The DINAMO study was a multicenter randomized open-label non-inferiority trial evaluating the utility of antitbiotics in uncomplicated diverticulitis. The study included adult patients with uncomplicated diverticulitis without significant comorbities. The diagnosis was based on modified Neff classification with patients with a mNeff of 0 being included.

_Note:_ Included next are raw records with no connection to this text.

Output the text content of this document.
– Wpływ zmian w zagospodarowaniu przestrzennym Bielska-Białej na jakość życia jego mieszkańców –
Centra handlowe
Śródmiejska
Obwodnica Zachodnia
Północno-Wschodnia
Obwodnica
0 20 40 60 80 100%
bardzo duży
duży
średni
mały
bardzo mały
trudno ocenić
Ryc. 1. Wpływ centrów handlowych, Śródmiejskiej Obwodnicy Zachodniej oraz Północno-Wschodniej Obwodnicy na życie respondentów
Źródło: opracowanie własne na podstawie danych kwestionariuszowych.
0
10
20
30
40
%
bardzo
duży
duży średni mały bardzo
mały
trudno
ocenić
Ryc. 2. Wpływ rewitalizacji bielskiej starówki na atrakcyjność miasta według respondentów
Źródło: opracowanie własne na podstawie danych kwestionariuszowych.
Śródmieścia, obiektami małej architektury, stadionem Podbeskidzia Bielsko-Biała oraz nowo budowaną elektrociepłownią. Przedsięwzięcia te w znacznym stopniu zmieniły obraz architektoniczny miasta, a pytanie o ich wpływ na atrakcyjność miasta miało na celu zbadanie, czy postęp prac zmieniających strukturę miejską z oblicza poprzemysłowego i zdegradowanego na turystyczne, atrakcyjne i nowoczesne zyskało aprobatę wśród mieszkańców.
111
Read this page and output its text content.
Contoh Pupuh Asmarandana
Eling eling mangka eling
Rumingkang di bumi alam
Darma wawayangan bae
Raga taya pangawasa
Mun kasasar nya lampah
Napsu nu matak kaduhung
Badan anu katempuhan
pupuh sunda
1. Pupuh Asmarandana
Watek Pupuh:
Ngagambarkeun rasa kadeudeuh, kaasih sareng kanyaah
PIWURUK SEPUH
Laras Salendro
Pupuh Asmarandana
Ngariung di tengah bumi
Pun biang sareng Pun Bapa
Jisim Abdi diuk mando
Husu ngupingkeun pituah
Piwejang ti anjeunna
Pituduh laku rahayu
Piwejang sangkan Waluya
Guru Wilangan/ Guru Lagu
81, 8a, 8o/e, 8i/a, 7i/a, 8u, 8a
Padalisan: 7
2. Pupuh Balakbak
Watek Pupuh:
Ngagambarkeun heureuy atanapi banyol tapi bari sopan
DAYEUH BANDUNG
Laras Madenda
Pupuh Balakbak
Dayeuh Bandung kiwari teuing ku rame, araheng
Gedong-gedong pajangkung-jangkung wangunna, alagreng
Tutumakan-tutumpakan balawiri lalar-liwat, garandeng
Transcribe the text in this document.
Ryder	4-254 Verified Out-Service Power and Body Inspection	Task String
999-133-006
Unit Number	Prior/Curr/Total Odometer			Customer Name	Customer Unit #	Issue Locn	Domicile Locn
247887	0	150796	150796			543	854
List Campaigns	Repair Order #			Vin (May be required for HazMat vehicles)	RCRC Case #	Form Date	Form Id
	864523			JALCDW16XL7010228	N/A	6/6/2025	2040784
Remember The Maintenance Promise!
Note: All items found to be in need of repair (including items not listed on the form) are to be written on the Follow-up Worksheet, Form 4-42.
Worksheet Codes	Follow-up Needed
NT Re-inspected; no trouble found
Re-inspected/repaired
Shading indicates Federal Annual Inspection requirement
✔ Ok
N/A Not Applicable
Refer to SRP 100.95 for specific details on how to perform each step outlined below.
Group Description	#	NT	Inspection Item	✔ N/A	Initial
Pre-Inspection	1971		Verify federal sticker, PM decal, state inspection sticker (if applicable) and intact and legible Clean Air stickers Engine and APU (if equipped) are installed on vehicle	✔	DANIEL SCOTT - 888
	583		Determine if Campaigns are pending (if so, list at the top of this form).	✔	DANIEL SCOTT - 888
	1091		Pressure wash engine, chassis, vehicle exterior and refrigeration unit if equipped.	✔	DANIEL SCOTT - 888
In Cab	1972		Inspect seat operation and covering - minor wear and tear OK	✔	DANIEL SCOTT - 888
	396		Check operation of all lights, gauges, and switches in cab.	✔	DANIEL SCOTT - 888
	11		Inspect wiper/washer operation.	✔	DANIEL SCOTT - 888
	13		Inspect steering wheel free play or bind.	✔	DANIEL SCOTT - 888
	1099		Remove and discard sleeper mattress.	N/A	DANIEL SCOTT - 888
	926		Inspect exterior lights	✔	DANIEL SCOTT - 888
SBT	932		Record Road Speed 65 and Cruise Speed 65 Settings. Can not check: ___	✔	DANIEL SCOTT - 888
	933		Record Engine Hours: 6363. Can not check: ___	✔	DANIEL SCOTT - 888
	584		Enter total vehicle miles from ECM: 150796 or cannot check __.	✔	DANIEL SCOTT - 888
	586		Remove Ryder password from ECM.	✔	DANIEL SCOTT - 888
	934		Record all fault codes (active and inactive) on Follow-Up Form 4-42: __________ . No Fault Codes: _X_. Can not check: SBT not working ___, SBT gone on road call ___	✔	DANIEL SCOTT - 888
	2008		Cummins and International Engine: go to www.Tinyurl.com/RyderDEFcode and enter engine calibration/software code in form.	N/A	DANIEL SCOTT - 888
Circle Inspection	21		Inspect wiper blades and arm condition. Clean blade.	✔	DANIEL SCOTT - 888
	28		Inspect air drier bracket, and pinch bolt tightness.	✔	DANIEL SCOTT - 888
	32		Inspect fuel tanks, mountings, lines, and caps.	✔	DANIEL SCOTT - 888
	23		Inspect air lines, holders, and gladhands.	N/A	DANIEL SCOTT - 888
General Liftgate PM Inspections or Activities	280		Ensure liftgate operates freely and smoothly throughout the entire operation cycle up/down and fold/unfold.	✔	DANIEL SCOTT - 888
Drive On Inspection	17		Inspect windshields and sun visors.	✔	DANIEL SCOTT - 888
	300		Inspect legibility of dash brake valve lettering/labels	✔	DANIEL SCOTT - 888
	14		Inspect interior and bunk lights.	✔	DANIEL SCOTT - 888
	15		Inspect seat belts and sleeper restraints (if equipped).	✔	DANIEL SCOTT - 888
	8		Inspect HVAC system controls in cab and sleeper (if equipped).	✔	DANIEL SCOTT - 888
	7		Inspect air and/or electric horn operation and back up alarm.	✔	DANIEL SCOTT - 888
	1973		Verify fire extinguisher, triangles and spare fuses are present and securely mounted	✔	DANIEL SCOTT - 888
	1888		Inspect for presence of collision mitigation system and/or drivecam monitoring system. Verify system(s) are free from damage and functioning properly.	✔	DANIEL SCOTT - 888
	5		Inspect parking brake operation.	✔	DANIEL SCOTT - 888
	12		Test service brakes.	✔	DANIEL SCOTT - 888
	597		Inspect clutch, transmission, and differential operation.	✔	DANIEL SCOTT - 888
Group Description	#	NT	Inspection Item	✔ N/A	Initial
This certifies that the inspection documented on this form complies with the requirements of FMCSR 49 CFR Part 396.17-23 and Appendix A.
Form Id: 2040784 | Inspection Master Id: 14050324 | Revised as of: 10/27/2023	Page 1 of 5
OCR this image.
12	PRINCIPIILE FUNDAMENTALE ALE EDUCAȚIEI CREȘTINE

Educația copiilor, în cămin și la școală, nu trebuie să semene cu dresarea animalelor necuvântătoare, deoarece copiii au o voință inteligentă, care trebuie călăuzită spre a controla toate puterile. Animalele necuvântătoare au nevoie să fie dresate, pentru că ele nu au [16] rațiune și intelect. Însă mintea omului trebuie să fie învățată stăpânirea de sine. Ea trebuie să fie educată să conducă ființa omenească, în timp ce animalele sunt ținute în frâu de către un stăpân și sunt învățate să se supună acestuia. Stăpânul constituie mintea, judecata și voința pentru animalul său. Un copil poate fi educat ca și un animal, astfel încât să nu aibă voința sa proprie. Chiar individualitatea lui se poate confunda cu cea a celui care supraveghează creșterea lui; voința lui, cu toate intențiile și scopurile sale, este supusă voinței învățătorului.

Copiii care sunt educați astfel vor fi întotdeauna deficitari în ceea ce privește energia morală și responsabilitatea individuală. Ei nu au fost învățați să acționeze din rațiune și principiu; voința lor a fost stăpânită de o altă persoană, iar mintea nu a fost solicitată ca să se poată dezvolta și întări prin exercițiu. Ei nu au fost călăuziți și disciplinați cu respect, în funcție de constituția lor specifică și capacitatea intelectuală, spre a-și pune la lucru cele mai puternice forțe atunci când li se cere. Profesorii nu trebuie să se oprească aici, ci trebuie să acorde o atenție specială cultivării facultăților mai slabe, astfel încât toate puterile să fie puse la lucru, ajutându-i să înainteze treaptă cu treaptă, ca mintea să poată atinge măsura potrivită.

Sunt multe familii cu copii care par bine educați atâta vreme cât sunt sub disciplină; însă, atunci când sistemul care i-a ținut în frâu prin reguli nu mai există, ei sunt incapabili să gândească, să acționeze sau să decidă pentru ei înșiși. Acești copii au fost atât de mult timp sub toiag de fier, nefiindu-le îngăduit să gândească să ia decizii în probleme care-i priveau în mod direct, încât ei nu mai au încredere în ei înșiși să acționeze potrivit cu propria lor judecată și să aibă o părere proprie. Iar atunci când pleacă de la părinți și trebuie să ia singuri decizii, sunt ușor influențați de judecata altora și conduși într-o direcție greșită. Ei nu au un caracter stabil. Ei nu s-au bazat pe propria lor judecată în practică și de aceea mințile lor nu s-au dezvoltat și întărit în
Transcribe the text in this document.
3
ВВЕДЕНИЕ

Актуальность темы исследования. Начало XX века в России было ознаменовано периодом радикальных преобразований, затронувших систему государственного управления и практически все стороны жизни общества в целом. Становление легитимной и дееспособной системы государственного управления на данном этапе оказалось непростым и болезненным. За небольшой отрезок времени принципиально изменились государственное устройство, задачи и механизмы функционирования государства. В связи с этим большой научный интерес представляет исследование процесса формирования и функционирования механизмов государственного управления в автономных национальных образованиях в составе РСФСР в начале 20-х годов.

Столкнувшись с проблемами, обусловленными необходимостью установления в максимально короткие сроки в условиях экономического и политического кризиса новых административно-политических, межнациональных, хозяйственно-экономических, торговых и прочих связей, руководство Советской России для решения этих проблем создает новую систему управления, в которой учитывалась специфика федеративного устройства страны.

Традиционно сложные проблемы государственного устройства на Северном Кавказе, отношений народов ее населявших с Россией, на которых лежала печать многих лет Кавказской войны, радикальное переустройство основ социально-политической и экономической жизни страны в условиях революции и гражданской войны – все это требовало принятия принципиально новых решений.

Eligible patients were randomized to one of two treatment groups:

1) 600 mg ibuprofen q 8 h alternating with 1000 mg of acetaminophen q 8 h x7 d (Exerimental arm) OR

2) 875/125 mg amoxicillin/clavulanate q 8 h x 7 d in addition to the above (Control arm)

Outcomes of interest and Results: 

Any patients who returned to the hospital underwent repeat CT. Primary of outcome of interest was admission to the hospital on revisit, with secondary outcomes being revisit itself, follow up, pain control, and recovery

There was no statistically significant difference in any of these (for numbers, please refer to article 1 linked below); further, no patients required emergency surgery. 

Implications:

There is a low likelihood ot treatment failure when antibiotics are avoided in acute uncomplicated diverticulitis. This study finds this treatment regimen ot be noninferior to antibiotic treatment in terms of hospital admission, revisit rates, and recovery.  Consider this treatment regimen in eligible patients.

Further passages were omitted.